Machines that understand how humans are feeling


Thursday, 11 August, 2016

Machines that understand how humans are feeling

Fraunhofer scientists have developed a diagnostic tool that recognises the state of the user in real time and communicates this information to machines. The technology is useful for situations where a machine is designed to negate the poor human performance or error. In order for it to intervene appropriately, it needs to have capacity to understand what is going on with the user.

Jessica Schwarz, from the Fraunhofer Institute for Communication, Information Processing and Ergonomics FKIE in Wachtberg, has undertaken a doctoral thesis that examines the question of how to precisely determine user states. In addition, she looked at what influence a person’s state may have on incorrect behaviour and how automated systems can make use of this information.

“For complex applications it is not sufficient to focus on only one impact factor,” said Schwarz. For instance, an increased heart rate does not automatically mean that a person is stressed, as this can have various causes. Schwarz therefore examined which factors specifically impact human performance and created a holistic model that provides a detailed view on user states and their causes.

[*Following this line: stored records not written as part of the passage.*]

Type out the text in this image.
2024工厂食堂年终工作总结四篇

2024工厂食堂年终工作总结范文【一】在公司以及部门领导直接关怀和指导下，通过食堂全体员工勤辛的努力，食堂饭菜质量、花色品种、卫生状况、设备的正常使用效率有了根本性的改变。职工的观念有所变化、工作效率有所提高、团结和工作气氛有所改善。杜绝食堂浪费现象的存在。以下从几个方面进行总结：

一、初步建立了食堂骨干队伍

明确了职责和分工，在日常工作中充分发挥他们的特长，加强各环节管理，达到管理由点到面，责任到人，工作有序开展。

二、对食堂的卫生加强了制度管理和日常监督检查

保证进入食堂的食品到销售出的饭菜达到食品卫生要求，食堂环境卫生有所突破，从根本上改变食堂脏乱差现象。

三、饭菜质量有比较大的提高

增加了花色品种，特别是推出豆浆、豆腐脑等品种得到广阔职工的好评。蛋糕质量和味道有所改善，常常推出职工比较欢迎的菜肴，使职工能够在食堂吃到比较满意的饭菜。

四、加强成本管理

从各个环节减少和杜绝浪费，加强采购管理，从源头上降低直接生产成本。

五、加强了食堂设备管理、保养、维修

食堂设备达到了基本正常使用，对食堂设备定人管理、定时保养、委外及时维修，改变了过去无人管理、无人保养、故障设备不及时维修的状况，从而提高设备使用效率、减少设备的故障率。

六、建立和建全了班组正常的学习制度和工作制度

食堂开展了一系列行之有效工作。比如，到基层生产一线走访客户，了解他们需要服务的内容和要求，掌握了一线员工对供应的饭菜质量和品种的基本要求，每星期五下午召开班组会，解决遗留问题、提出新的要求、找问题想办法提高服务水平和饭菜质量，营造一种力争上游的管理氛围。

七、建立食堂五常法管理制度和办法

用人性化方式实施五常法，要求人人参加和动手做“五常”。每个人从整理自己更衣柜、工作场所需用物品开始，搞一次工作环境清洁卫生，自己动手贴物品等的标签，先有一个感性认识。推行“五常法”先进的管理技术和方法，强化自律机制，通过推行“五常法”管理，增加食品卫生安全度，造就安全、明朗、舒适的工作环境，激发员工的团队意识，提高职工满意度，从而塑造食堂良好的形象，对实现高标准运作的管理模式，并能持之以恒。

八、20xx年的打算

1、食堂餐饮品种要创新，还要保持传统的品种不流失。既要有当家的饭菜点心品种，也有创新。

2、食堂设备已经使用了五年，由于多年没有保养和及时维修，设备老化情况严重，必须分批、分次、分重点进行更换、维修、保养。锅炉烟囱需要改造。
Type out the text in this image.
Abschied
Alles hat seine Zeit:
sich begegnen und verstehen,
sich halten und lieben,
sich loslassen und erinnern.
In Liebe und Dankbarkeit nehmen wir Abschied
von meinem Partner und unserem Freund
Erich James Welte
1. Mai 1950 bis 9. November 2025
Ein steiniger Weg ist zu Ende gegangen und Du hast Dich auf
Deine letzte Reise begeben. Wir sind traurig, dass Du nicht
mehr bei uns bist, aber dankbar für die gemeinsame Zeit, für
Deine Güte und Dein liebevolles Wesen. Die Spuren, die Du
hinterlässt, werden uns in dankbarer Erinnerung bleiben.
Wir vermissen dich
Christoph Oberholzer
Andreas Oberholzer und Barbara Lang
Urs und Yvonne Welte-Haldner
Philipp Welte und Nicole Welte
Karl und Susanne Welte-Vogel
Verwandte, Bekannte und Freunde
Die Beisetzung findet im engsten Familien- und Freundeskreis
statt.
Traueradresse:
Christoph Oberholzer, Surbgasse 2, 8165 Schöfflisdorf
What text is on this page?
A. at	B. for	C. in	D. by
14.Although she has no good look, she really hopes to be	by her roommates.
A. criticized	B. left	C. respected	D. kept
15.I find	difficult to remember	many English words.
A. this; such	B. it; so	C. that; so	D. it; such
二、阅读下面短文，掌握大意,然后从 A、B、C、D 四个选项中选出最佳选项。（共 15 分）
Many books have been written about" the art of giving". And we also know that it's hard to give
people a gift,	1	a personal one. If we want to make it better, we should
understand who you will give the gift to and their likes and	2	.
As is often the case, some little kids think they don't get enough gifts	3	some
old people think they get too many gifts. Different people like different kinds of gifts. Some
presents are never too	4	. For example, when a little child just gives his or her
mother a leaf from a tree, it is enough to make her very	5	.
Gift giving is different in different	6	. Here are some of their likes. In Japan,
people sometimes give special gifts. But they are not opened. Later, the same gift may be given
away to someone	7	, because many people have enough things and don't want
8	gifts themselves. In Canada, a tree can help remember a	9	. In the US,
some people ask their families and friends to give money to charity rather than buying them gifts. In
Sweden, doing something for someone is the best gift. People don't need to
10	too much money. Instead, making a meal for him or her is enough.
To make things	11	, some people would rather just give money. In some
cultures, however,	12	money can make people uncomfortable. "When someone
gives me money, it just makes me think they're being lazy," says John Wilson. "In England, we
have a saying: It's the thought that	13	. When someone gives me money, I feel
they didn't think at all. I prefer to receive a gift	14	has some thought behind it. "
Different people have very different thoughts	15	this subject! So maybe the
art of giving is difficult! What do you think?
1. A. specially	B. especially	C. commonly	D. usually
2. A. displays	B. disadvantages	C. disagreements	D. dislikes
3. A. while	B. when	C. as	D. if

In her model, she differentiates between six dimensions of user state that impact human performance: workload, motivation, situation awareness, attention, fatigue and the emotional state. She uses physiological and behavioural measures to detect these states and combines them with external factors such as task, environmental factors, current level of automation and time of day, as well as individual factors such as experience.

“This allows us to assess the user’s state in more detail and also identify causes for critical states,” Schwarz said.

The doctoral student also verified her theoretical findings in experiments. Test subjects were required to assume the role of an air traffic controller and steer simulated aircraft safely through a virtual airspace. As stress factors, the number of aircraft was increased, the instructions of the ‘controllers’ were ignored and background noise was added in some conditions. EEG sensors on the head, an eye tracker and an ECG chest strap recorded physiological changes in the test subjects.

“We had previously conducted intensive interviews with real air traffic controllers to enable us to reproduce their challenges with man-machine interfaces as accurately as possible,” said Schwarz.

A diagnosis interface was then created that detects in real time when individual impact factors become critical and communicates this to the machine, allowing it to react accordingly.

The research project is due to be completed by the end of the year, with the technology now close to application. Potential fields of application include all highly automated tasks where critical user states can be a safety issue.